Last December, a coalition of student leaders presented a Call to Action to MU administrators. It would eventually spell the end of the use of the One Mizzou slogan in marketing and promotional materials. One Mizzou began as a diversity initiative in 2011 under then-chancellor Brady Deaton.
Ellen de Graffenreid, vice chancellor for marketing and communications, said One Mizzou morphed into a slogan of sorts, adopted by the athletic department to promote MU on a broader, national market.
In April, administrators announced that One Mizzou would be phased out. Student Affairs and the Missouri Students Association have stopped using the phrase, according to administrators’ Call to Action progress report.
“Individual departments and programs using One Mizzou should transition away from the concept, effective immediately,” reads the university’s graphic identity standards.
While One Mizzou was originally conceived as a campus diversity initiative, it has since become a marketing slogan. In May 2011, the MU Athletic department used the phrase in a campaign to help raise funds for the Joplin tornado that killed more than 100 people.
In the last four years, departments around MU have used the phrase for marketing. First, there was a song, which was followed by 30-second TV spot and then an Athletics commercial. For some students, the continued use of the phrase diluted the campaign’s initial purpose, Kwon said.
Young Kwon was among the students who presented the Call to Action to administrators. She’s the former co-chairwoman of Four Front, a council of minority student groups that aims to make MU’s campus more inclusive. When Kwon started her position as Four Front co-chairwoman, she noticed that the meaning of One Mizzou as a diversity initiative had become muddled.
“Several presidents of student governments who sat on One Mizzou Council at the time were losing focus and understanding of One Mizzou,” Kwon said.
In Kwon’s opinion, the One Mizzou diversity initiative brought student governments together, as well as bringing speakers like Maya Angelou and Laverne Cox to campus.
The One Mizzou campaign began in response to several 2011 on-campus hate crimes.
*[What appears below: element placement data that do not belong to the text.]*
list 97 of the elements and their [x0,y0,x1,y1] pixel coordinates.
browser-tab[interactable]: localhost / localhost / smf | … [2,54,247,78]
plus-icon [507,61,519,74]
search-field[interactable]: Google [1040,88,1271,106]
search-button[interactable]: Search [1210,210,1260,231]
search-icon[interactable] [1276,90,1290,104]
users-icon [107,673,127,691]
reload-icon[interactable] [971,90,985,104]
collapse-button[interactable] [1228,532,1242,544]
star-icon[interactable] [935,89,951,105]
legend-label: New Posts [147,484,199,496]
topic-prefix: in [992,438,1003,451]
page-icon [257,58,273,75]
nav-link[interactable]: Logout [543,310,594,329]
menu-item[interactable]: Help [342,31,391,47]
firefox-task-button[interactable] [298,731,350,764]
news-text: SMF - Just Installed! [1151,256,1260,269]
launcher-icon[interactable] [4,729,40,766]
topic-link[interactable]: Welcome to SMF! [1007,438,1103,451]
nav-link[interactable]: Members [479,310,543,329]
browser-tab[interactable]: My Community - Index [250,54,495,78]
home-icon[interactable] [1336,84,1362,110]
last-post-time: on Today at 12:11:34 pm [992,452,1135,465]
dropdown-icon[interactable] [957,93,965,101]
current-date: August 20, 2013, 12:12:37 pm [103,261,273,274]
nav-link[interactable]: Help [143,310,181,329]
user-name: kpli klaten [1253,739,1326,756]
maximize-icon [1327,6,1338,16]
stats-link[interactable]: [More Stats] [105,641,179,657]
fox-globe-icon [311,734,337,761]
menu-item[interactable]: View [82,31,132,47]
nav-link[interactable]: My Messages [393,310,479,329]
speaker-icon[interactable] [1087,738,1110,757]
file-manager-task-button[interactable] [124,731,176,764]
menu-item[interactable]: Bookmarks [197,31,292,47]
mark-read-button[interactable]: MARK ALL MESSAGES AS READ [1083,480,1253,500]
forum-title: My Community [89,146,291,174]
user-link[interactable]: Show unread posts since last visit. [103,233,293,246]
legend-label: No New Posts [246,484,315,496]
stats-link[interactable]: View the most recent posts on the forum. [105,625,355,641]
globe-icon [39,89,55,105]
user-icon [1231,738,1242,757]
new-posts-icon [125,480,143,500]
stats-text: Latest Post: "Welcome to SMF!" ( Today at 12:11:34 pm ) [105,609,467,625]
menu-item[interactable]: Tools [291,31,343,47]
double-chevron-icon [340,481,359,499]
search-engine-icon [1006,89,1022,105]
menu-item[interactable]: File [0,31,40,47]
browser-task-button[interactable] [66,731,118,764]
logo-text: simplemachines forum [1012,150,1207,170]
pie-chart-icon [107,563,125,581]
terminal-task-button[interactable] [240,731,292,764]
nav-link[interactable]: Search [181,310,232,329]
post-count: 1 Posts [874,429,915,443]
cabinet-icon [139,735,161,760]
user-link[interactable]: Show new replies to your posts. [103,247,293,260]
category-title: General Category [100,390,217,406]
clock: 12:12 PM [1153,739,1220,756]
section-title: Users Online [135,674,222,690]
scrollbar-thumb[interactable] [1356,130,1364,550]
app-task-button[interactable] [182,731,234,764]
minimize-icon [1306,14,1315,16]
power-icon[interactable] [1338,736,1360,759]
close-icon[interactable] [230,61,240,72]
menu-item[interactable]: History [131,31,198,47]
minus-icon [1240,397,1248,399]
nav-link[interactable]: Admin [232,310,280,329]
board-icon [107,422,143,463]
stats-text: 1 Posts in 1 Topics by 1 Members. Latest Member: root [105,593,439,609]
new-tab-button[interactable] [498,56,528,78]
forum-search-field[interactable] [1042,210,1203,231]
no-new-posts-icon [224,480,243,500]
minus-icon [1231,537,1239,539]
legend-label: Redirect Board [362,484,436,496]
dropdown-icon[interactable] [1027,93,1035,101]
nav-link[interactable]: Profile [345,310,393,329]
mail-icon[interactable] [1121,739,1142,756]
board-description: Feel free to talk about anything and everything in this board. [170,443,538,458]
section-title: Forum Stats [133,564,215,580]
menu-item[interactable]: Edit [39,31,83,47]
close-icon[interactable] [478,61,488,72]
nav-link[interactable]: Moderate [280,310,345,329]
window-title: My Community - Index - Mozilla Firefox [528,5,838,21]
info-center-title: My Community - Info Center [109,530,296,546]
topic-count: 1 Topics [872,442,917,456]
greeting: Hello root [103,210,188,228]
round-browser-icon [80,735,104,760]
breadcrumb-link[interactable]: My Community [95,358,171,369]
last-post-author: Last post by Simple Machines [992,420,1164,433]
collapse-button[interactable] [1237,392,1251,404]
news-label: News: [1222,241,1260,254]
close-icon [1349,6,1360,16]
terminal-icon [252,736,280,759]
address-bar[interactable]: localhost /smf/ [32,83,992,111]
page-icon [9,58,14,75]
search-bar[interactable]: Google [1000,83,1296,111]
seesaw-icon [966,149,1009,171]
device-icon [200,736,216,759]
In 2010, students spread cotton balls outside of the Gaines/Oldham Black Culture Center two weeks before 850 black students came to MU for the 2011 Big XII Conference on black student government.
Deaton called the unveiling of One Mizzou his “proudest moment” as Chancellor.
Now, MU is looking to build a marketing strategy for a new campaign since April’s announcement. Degraffenreid’s team has been working to develop a new campaign this summer. They began market research with students during the spring semester and plan to talk to alumni and others outside the university this summer.
Degraffenreid said she wants MU’s new marketing campaign to build a distinct brand through an integrated marketing program. She said she wants it to be more developed and go beyond One Mizzou’s slogan-driven model.
“Research will really tell us what direction we need to go in,” Graffenreid said. “It will tell us what the new campaign might need to look like.”
Junior Michael Nowicki said he thought equal rights should remain an area of emphasis for MU, regardless of what specific direction the new campaign ends up taking.
“I think the forefront for the next campaign should be including everyone,” he said. “Equality is for all.”
Director of Athletics Mack Rhoades and Deputy Director of Athletics Wren Baker will be involved in the development of the new campaign, Degraffenreid said.
She said Rhoades and Baker are as devoted to developing a new, clearer marketing message as she is.
Degraffenreid said she is excited to unveil a more focused campaign to MU’s campus and beyond.
“With a new chancellor there’s always going to be transitions,” Degraffenreid said. “It’s a good time to discontinue something that has not had a lot of clarity into having a single meaning for all of our audiences.”